« August 2023 | Main | October 2023 »

Dataviz in camouflage

This subway timetable in Tokyo caught my eye:


It lists the departure times of all trains going toward Shibuya on Saturdays and holidays.

It's a "stem and leaf" plot.

The stem-and-leaf plot is a crude histogram. In this version, the stem is the hour of the day (24-hour clock) and the leaf is the minute (between 0 and 59). The longer the leaf, the higher the frequency of trains.

We can see that there isn't one peak but rather a plateau between hours 9 and 18.


Contrast this with the weekday schedule in blue:


We can clearly see two rush hours, one peak at hour 8 and a second one at hours 17-18.

Love seeing dataviz in camouflage!


What is the question is the question

I picked up a Fortune magazine while traveling, and saw this bag of bubbles chart.

Fortune_global500 copy

This chart is visually appealing, that must be said. Each circle represents the reported revenues of a corporation that belongs to the “Global 500 Companies” list. It is labeled by the location of the company’s headquarters. The largest bubble shows Beijing, the capital of China, indicating that companies based in Beijing count $6 trillion dollars of revenues amongst them. The color of the bubbles show large geographical units; the red bubbles are cities in Greater China.

I appreciate a couple of the design decisions. The chart title and legend are placed on the top, making it easy to find one’s bearing – effective while non-intrusive. The labeling signals a layering: the first and biggest group have icons; the second biggest group has both name and value inside the bubbles; the third group has values inside the bubbles but names outside; the smallest group contains no labels.

Note the judgement call the designer made. For cities that readers might not be familiar with, a country name (typically abbreviated) is added. This is a tough call since mileage varies.


As I discussed before (link), the bag of bubbles does not elevate comprehension. Just try answering any of the following questions, which any of us may have, using just the bag of bubbles:

  • What proportion of the total revenues are found in Beijing?
  • What proportion of the total revenues are found in Greater China?
  • What are the top 5 cities in Greater China?
  • What are the ranks of the six regions?

If we apply the self-sufficiency test and remove all the value labels, it’s even harder to figure out what’s what.

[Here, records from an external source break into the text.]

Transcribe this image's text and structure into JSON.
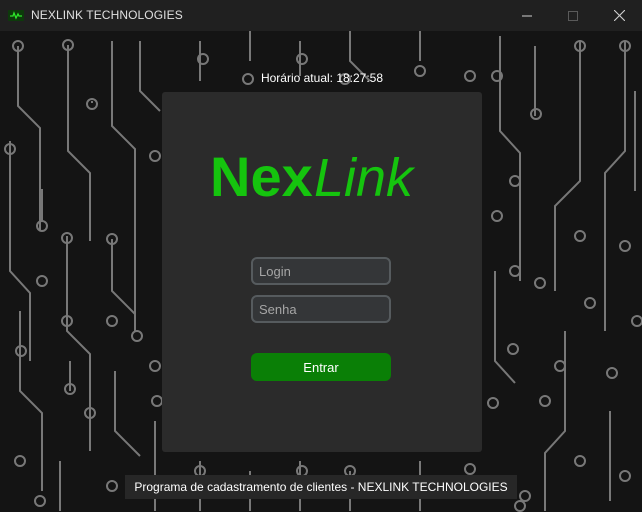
{
  "window": {
    "title": "NEXLINK TECHNOLOGIES",
    "controls": [
      "minimize",
      "maximize",
      "close"
    ]
  },
  "clock": {
    "text": "Horário atual: 18:27:58"
  },
  "logo": {
    "part1": "Nex",
    "part2": "Link",
    "color": "#15c40e"
  },
  "form": {
    "login_placeholder": "Login",
    "password_placeholder": "Senha",
    "submit_label": "Entrar"
  },
  "footer": {
    "text": "Programa de cadastramento de clientes - NEXLINK TECHNOLOGIES"
  },
  "colors": {
    "accent": "#0a7f06",
    "logo_green": "#15c40e",
    "card_bg": "#2b2b2b",
    "window_bg": "#141414",
    "circuit": "#8a8a8a"
  }
}
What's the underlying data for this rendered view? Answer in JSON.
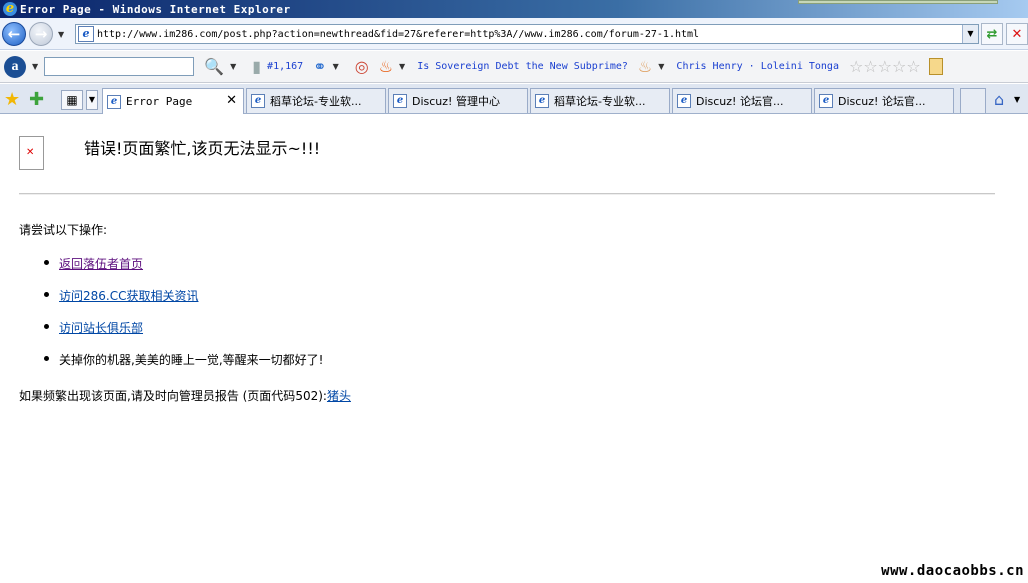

Moving to the D corner of the Trifecta Checkup, we aren’t sure how to interpret this dataset. It’s unclear if these companies derive most of their revenues locally, or internationally. A company headquartered in Washington D.C. may earn most of its revenues in other places. Even if Beijing-based companies serve mostly Chinese customers, only a minority of revenues would be directly drawn from Beijing. Some U.S. corporations may choose its headquarters based on tax considerations. It’s a bit misleading to assign all revenues to one city.

As we explore this further, it becomes clear that the designer must establish a target – a strong idea of what question s/he wants to address. The Fortune piece comes with a paragraph. It appears that an important story is the spatial dispersion of corporate revenues in different countries. They point out that U.S. corporate HQs are more distributed geographically than Chinese corporate HQs, which tend to be found in the key cities.

There is a disconnect between the Question and the Data used to create the visualization. There is also a disconnect between the Question and the Visual display.